Volle, Schubert’in iki düzeyini birbirinden ayırmada ve aynı zamanda onları bir araya getirmede harika: görünüşte naif olan anlatı, birdenbire acı bir suçlamaya dönüşüyor. Volle artık son derece incelikli şarkı söylüyor. Sözler en ince ayrıntısına kadar anlaşılır. Lirik kısımlar, dinleyiciyi iyiye inanması için baştan çıkarır. Ama mezarlık bile bir sığınak olarak hizmet etmek istemezse ve şarkıcı mezarlığa lanet okursa, Apollo Salonu büyük sahne olur, ruh draması kamusal bir suçlamaya dönüşür.

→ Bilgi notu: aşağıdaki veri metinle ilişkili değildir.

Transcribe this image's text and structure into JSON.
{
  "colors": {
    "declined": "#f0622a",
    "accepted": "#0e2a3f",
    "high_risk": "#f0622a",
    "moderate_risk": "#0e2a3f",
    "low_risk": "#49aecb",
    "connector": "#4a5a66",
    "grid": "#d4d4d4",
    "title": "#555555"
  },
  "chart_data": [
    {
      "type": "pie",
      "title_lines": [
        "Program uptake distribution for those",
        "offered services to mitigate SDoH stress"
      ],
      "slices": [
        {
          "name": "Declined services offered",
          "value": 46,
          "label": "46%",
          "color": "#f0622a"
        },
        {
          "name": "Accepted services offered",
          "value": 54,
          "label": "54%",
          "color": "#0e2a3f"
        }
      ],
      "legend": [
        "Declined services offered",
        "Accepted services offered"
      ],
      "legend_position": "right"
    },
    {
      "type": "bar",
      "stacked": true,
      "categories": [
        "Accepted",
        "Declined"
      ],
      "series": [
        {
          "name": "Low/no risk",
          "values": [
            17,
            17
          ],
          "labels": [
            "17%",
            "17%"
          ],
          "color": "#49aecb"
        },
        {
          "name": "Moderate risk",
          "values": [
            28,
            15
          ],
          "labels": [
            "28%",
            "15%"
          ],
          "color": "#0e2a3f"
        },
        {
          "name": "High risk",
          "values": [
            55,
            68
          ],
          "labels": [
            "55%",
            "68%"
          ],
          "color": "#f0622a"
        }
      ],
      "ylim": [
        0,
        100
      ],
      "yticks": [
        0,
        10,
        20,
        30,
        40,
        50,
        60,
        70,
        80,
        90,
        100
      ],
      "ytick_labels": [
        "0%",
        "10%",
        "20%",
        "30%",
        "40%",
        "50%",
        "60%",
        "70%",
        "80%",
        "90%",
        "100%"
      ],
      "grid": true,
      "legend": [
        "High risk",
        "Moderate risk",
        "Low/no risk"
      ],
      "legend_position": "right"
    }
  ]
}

Seyirciler tekrar tekrar nefeslerini tutuyorlar, Wotan’ın kış yolculuğunun bir parçası oluyorlar – ayrıca evin müdürü Matthias Schulz piyano başında olduğu için. Onun yorumu: Minyatürleri amansız bir hassasiyetle, net ve neredeyse bir performans için pratik bir artikülasyonla yaratıyor. Efektleri çok idareli kullanıyor. Duygu daha sonra merkezi noktalardan geçer.


Kuyruklu piyano bir orkestraya dönüşür, yönetici en büyük mükemmellik ve etkiyle bir illüzyonist olur. Her iyi menajer gibi, Schulz da ivmeyi kendi tarafında tutuyor: Berlin’e kar yağmadan önceki gece. Donmuş gözyaşları, karda ayak izleri, buzdan çiçekler, soğuk pullar, kaskatı parmaklar, buzda çıplak ayaklar. Konserden sonra, radyo spikeri açık bir gecede düzensiz buzlanma, Prignitz’de yüksek sis benzeri bulutlar ve eksi 10 dereceye kadar düşen sıcaklıklar konusunda uyarıda bulunuyor.